Мегги проводила его до конюшни, там гнедой мерин джиеленбоунского трактирщика двое суток до отвала кормился сеном с отрубями, словно в каком-то лошадином раю. Отец Ральф кинул ему на спину потертое трактирщиково седло, наклонился и стал затягивать подпругу, а Мегги, прислонясь к тюку с соломой, следила за ним глазами. Но вот он кончил и выпрямился.

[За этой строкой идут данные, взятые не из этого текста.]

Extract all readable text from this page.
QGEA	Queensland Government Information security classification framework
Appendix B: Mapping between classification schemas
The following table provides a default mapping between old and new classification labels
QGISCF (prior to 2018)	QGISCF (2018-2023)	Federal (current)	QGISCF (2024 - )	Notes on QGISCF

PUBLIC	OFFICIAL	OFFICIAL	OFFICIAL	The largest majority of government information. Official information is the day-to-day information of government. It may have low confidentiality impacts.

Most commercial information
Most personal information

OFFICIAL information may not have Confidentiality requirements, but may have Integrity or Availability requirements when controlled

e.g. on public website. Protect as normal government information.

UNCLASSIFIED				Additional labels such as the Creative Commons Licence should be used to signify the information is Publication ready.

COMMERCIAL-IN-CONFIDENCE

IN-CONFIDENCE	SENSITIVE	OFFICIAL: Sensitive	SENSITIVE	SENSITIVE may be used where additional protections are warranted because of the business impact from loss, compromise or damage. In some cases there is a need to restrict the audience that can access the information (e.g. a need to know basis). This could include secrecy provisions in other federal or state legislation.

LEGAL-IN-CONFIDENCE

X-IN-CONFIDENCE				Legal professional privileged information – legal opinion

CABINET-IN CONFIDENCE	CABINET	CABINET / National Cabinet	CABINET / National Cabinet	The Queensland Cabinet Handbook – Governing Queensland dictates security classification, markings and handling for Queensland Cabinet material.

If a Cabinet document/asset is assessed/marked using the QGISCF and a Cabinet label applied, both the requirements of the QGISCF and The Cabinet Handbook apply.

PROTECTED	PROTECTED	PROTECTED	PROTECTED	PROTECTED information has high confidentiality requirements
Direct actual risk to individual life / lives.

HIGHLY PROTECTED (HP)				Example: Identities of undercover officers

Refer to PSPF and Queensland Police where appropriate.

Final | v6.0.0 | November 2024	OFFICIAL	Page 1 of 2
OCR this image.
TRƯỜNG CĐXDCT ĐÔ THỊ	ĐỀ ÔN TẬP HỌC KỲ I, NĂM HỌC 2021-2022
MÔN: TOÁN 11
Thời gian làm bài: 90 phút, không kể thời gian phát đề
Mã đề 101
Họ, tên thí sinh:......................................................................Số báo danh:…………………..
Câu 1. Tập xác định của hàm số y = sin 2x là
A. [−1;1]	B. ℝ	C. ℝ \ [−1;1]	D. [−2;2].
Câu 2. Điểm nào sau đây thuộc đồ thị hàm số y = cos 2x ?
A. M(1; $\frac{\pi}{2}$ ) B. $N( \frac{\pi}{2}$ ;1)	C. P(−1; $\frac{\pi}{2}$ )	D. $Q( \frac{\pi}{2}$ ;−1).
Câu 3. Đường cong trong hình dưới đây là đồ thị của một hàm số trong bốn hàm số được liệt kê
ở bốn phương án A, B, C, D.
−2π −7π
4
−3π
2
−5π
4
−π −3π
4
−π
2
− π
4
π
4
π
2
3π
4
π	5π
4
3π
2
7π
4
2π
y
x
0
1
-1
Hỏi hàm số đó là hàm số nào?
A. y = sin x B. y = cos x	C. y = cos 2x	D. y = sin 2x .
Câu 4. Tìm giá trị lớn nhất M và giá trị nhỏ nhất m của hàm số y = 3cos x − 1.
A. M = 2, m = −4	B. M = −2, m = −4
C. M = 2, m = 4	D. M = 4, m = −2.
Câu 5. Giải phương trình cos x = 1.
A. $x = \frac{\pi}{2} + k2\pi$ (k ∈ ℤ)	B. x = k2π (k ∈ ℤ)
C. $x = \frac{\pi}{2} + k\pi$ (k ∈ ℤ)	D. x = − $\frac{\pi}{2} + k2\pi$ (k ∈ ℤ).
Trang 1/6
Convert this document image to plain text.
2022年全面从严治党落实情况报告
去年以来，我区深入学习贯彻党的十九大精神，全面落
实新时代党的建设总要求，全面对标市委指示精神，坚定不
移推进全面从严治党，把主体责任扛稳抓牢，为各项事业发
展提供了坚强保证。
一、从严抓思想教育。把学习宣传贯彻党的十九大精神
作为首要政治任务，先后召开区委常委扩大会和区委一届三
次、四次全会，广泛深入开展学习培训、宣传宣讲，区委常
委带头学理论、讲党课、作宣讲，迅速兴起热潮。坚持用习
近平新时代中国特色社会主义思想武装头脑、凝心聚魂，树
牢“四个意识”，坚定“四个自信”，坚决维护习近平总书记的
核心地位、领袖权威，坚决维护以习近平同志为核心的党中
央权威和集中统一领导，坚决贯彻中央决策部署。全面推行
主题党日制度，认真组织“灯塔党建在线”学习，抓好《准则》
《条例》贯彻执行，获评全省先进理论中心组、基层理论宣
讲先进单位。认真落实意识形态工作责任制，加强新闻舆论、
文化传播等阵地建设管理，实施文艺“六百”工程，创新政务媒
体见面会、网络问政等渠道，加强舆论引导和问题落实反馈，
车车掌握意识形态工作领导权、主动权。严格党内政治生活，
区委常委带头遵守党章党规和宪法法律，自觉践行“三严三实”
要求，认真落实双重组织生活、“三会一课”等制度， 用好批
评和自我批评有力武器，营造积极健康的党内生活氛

- Смотрите, что я нашла, святой отец, - сказала тогда Мегги и протянула руку, на ладони ее лежала бледная розовато-пепельная роза. - Только она одна и расцвела. Я ее нашла на задворках, там есть куст под опорами цистерны. Наверно во время пожара он был заслонен от жары, а потом укрыт от дождя. Вот я и сорвала ее для вас. Это вам на память обо мне.
Он протянул руку - рука чуть дрогнула, постоял минуту, глядя на полураскрывшийся цветок на ладони.
- Мегги, никакие напоминания о тебе мне не нужны ни теперь, ни
впредь. Ты всегда
со мной, и ты это знаешь. Мне все равно не скрыть это от тебя, правда?
- Но иногда все-таки хорошо, если памятку и потрогать можно, -
настаивала Мегги.
- Достанете ее, посмотрите - и она напомнит вам такое, о чем вы иначе
можете
позабыть. Пожалуйста, возьмите, святой отец.
- Меня зовут Ральф, - сказал он. Открыл маленький саквояж, в котором
возил все,
необходимое священнику, и достал молитвенник в дорогом перламутровом
переплете.
Его отец, давно уже покойный, подарил ему этот молитвенник, когда
Ральф принял
сан, долгих тринадцать лет тому назад. Страницы раскрылись там, где
лежала
закладка - широкая лента плотного белого шелка; он перевернул еще
насколько
страниц, вложил между ними цветок и закрыл книгу.